Friday, 22 de November de 2024 ISSN 1519-7670 - Ano 24 - nº 1315

Terra Magazine

MÚSICA
Daniel Milazzo

‘O problema do Rio é a beleza’, diz Marcelo Camelo, 15/11

‘Naturalista. O músico Marcelo Camelo, em carreira solo, confessa não premeditar sua composições. Às vezes basta um sopro, ou uma coceira, para que uma melodia fermente numa cabeça distraída e reverbere num coração em erupção.

Camelo se diz um analfabeto. Nos anos de escola, não aprendeu a pensar por conta própria, a elaborar e eleger os próprios problemas. O músico procura se libertar da gaiola dos anseios e neuroses alheias. A música, a intuição, a sensibilidade, o prazer… Camelo elenca possíveis caminhos que rumam para a autonomia de pensamento, que desfaçam as amarras do que chama de ‘fundamentalismo pedagógico’.

Semelhante estagnação vive, noutra dimensão, a cidade do Rio de Janeiro, refém de sua própria exuberância. ‘O problema do Rio de Janeiro é a beleza. A beleza é a megera da cidade. Se a cidade fosse feia estava tudo muito melhor’, dispara o artista, inconformado com a imobilidade social que a cidade impõe, que os menos abastados em vão enfrentam, e que a elite preserva.

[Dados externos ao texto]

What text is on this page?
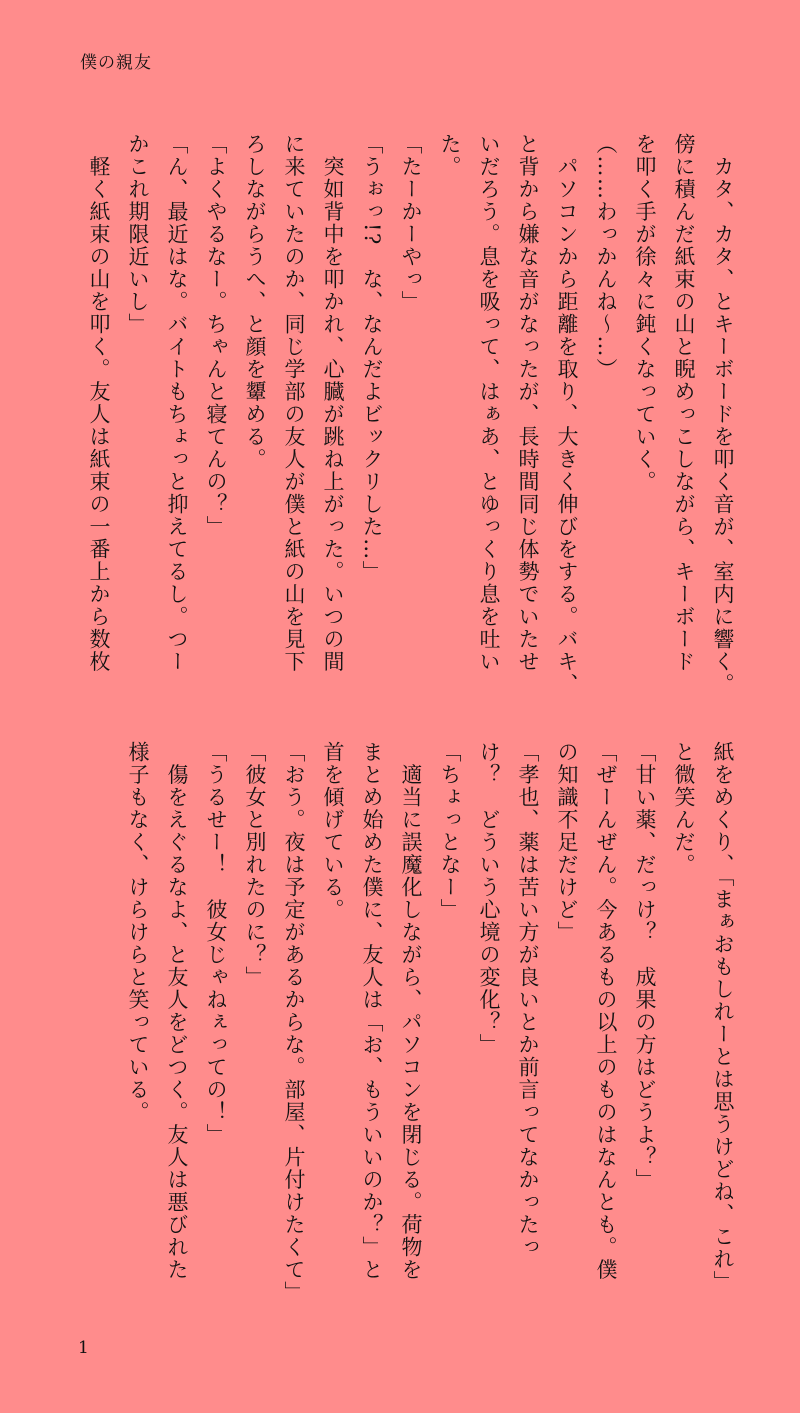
僕の親友
　カタ、カタ、とキーボードを叩く音が、室内に響く。
傍に積んだ紙束の山と睨めっこしながら、キーボード
を叩く手が徐々に鈍くなっていく。
（……わっかんね～…）
　パソコンから距離を取り、大きく伸びをする。バキ、
と背から嫌な音がなったが、長時間同じ体勢でいたせ
いだろう。息を吸って、はぁあ、とゆっくり息を吐い
た。
「たーかーやっ」
「うぉっ!?　な、なんだよビックリした…」
　突如背中を叩かれ、心臓が跳ね上がった。いつの間
に来ていたのか、同じ学部の友人が僕と紙の山を見下
ろしながらうへ、と顔を顰める。
「よくやるなー。ちゃんと寝てんの？」
「ん、最近はな。バイトもちょっと抑えてるし。つー
かこれ期限近いし」
　軽く紙束の山を叩く。友人は紙束の一番上から数枚
紙をめくり、「まぁおもしれーとは思うけどね、これ」
と微笑んだ。
「甘い薬、だっけ？　成果の方はどうよ？」
「ぜーんぜん。今あるもの以上のものはなんとも。僕
の知識不足だけど」
「孝也、薬は苦い方が良いとか前言ってなかったっ
け？　どういう心境の変化？」
「ちょっとなー」
　適当に誤魔化しながら、パソコンを閉じる。荷物を
まとめ始めた僕に、友人は「お、もういいのか？」と
首を傾げている。
「おう。夜は予定があるからな。部屋、片付けたくて」
「彼女と別れたのに？」
「うるせー！　彼女じゃねぇっての！」
　傷をえぐるなよ、と友人をどつく。友人は悪びれた
様子もなく、けらけらと笑っている。
1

Filho do Rio de Janeiro, ex-Los Hermanos, Camelo não esconde que a urbe é seu ponto de partida para o mundo. É o solo onde pisa sua essência, seu trabalho, o eclético álbum ‘Sou’, que mescla introspecção com o sabor alegre das marchinhas de carnaval.

‘A cidade, a Mata Atlântica, o trânsito, o cheiro, o jeito do carioca… Tu convive com tudo isso. É esse o chão de onde sai o disco.’

… E por onde passa a entrevista a seguir.

Terra Magazine – Como está sendo viver esta etapa de carreira solo?

Marcelo Camelo – São muitas coisas que mudam. Mas é difícil resumir isso. Eu ainda me divido muito nos outros, gosto de saber da opinião de todo mundo, ao mesmo tempo que eu tenho meu gosto estético próprio, mas compartilho as decisões administrativas. Sou uma pessoa inclusiva, não gosto de me sentir senhor das decisões, gosto de compartilhar. Acho a forma de inteligência coletiva melhor do que a inteligência individual.

O que mudou em relação ao tempo de banda?

Na prática, eu continuo muito cercado de outras pessoas. Ao mesmo tempo eu tenho uma autonomia de marcar datas, de marcar compromissos, o que me deixa tranqüilo, em vários sentidos. Por um lado me dá uma autonomia como indivíduo, sou senhor das minhas escolhas, e por outro, traz reflexos na minha vida pessoal. Posso traçar diretrizes. Com a banda, não apenas pela banda, mas pela máquina, o que se espera da banda, a gravadora, o público, essa relação que se estabelece é um moto perpétuo. Uma hora você solta o corpo e não precisa fazer força nenhuma para estar totalmente ferrado. Basta você não fazer força nenhuma.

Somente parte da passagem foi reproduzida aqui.